Fig. 6. Targeting of KRAS–SHANK3 interaction by anti-SHANK3 nanobodies induces apoptosis and inhibits KRAS-driven tumour growth.

a–c The inhibitory function of anti-SHANK3 SPN nanobodies on KRAS–SHANK3 interaction. a The effect of two independent SHANK3 SPN nanobodies (A01 and E01) at the indicated concentration on the binding of His-tagged SHANK3 SPN to GST-tagged KRAS-GTP as measured by ELISA (data are mean ± s.d. of the Eu-signal; three independent experiments; Unpaired two-tailed Student’s t-test with Welch’s correction). b Top: The experimental outline showing His-SHANK3 SPN pulldown of GST-KRAS-GTP in the presence of anti-SHANK3 SPN nanobodies.
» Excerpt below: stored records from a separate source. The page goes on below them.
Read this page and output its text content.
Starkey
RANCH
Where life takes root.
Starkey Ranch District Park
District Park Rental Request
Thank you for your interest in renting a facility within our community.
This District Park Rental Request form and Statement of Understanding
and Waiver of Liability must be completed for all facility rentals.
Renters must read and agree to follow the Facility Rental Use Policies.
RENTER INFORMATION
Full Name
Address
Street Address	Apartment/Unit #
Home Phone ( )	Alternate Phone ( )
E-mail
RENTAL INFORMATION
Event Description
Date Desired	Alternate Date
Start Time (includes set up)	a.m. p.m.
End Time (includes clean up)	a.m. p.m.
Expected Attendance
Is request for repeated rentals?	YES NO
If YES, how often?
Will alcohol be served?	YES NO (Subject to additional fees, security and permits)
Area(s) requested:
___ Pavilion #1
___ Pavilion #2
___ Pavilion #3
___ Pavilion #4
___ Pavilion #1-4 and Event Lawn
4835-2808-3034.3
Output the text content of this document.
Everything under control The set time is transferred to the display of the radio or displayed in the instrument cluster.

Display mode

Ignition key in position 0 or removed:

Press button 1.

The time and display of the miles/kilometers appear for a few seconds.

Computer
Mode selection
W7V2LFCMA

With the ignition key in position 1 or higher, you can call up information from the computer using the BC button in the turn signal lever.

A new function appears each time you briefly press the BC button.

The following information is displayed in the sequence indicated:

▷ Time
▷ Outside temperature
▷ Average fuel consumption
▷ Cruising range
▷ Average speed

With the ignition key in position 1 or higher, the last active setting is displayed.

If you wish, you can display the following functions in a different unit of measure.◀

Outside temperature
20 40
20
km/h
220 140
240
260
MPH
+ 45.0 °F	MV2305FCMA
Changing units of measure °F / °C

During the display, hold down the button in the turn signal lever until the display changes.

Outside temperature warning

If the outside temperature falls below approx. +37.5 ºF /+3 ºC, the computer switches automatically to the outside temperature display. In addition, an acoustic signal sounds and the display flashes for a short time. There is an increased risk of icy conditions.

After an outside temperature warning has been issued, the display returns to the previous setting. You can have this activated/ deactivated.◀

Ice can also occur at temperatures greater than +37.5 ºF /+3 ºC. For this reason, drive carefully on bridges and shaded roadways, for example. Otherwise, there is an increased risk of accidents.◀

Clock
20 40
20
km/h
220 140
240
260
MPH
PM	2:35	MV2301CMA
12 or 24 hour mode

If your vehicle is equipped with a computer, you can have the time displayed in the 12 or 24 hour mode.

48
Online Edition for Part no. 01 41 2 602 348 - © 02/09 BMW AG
Bottom: A representative blot showing loss of SHANK3–KRAS interaction in the presence of the nanobodies (n = 2 independent experiments). c Specificity analysis of anti-SHANK3 SPN nanobodies. A549 cells expressing mCherry alone (control; Ctrl) or mCherry-tagged anti-SHANK3 SPN nanobodies (A01, E01) were subjected to IP. A representative western blot, probed with the indicated antibodies is shown (n = 2 independent experiments). d, e, Analysis of cell viability in the presence of anti-SHANK3 nanobodies. Representative flow cytometry assay histograms (d) and quantification (e) of apoptosis (Annexin V-FITC-positive (+) cells) in PANC-1, A549 and H441 cells, expressing mCherry (Ctrl) or mCherry-tagged anti-SHANK3 SPN-nanobodies, 4 days after transfections [mean ± s.d.; n = 3 (PANC-1) and 4 (A549) independent experiments; two-way ANOVA and Sidak’s post hoc test; example scatter plots and gating strategy are shown in Supplementary Fig. 12]. f Analysis of tumour growth with HCT-116 cells transiently expressing mCherry-tagged anti-SHANK3 SPN nanobodies (A01 and E01) or mCherry (Ctrl) and inoculated on CAM membranes (data represent individual tumours and the mean ± s.d.; n = 18 (Ctrl, E01) or 21 (A01) tumours/treatment group; Kruskal-Wallis one-way ANOVA and Dunn’s post hoc test). g Schematic model of SHANK3-controlled cell fate in KRAS-mutant cancers. SHANK3 directly interacts with active KRAS and competes with RAF for KRAS binding to sustain oncogenic RAS-MAPK/ERK signalling at an optimal level (i.e. below toxic oncogenic signalling) in KRAS-mutant cancers. SHANK3 loss (1) or inhibition of SHANK3–KRAS interaction (2) drive KRAS-mutant cells into cell death. Source data are provided as a Source Data file.